Sunday, June 25, 2017

Auguries Review: Idaho by Emily Ruskavich

A word of caution- Idaho is not a psycho murder mystery thriller. Keep that in mind before you start reading this book.
Idaho begins with Anna, the wife of Wade, who tries to make sense of a tragedy that befell Wade's life which changed everything as a result of which Wade's ex-wife ends up in jail, his elder daughter disappears and younger daughter murdered.
The book is a tragic prose told from different shifting perspectives and many voices. The narration keeps on switching between present past and future, not in chronological order. The book spans across 1973 to 2025; the tragedy, which is central to the plot happened in 1997. The story progresses at a slow pace with information trickling even more slowly, a bit here another there. At times one is tempted to stop reading the book altogether but the creative writing and rich language keeps one compelled to read further. There are a lot of things which the reader will find hard to comprehend but by the time one will have reached the end one will be satiated.
This is a very brilliant debut novel and in a scale of 20 we give it a 19.25. 

Saturday, June 24, 2017

Auguries Review: This Is Your Brain on Parasites by Kathleen McAuliffe

This Is Your Brain on Parasites: How Tiny Creatures Manipulate Our Behavior and Shape Society by [McAuliffe, Kathleen]
If you have ever wondered why we humans do what we do even if what we do seems irrational, then this book is for you in that it will help you frame your own new hypothesis and make you feel quenched and satiated.
Kathleen McAuliffe, a brilliant science writer has packed this book with loads of knowledge regarding a hitherto lesser known relatively new science of Neuroparasytology.  It tells us of the role played by parasites, bacteria, virus and all sorts of pathogens and the reader will be surprised at how they are manipulating the hosts. Inn fact at a point one comes to wonder whether we are real hosts or we, who  are merely a 10% in our body and they the bulk of 90% are parasites in a body of them.
A remarkably wonderful work, in a scale of 20 we give it a 19.25. Don't miss this one.

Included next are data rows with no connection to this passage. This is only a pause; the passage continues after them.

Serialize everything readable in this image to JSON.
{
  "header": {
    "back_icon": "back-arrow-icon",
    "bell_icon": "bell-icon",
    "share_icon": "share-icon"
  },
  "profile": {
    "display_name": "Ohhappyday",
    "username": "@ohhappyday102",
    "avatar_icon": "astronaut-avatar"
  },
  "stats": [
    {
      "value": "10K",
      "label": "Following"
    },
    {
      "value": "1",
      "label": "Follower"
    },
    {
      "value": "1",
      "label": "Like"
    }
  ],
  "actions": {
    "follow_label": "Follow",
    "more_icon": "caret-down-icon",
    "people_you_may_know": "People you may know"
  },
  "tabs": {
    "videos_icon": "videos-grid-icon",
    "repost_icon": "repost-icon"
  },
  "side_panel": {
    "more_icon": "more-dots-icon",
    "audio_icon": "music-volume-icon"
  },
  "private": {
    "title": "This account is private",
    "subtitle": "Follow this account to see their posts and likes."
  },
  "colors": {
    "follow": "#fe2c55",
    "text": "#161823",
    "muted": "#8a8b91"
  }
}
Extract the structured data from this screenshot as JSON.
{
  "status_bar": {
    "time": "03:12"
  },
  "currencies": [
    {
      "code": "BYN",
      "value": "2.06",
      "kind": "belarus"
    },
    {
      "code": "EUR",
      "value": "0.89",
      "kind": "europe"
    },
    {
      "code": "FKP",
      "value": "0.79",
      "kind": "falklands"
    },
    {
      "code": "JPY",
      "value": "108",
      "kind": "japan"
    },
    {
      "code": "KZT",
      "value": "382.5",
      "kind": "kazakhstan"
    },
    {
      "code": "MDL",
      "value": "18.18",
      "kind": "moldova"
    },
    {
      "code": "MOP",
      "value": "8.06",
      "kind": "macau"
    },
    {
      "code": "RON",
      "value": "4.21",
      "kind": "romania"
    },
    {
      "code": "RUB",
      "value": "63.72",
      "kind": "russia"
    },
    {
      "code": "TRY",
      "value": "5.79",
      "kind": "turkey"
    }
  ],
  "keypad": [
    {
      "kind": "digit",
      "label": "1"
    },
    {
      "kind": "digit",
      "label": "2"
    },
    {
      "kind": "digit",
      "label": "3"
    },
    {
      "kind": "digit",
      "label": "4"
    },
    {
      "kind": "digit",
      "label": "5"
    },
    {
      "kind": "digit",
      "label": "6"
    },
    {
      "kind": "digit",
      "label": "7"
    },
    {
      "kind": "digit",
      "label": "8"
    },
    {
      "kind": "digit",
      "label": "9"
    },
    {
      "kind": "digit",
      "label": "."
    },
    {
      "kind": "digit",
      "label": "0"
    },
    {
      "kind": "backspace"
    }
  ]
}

Auguries Review: Into The Water by Paula Hawkins

Close in the heels of The Girl On The Train which was made into a movie, Paula Hawkins has yet again presented an equally succulent novel, if not more, which grips you and makes you keep on guessing till the end.
A brilliant plot which begins when a single mother's dead body surfaces from the river as her sister, Jules comes to attend to her funeral and thus follows an unsettling relationship between Jules  and the Lena, the 15 year old daughter of the deceased as Jules probes into the death and also into her past relationship with her sister.
The novel is in no way an echo of The Girl On The Train and has a wide cast of diverse characters in perfect interplay all pegging into a past from where the long arm casts its pall of gloom.
In a scale of 20 we give it 18.75. Don't miss this suspense thriller.

Auguries Review: Lincoln In The Bardo by George Saunders

America is into civil war when Abraham Lincoln's son Willie dies. George Saunders takes it from here and takes us from real circumstances and conditions prevailing at that time with real people and excerpts from newspapers to unreal and imaginary people with distinct and diverse stories all wound up together ultimately leading into emancipation.
This long awaited first novel from well known writer George Saunders is a brilliant work unlike anything ever published. In a scale of 20 we give it a 19.25.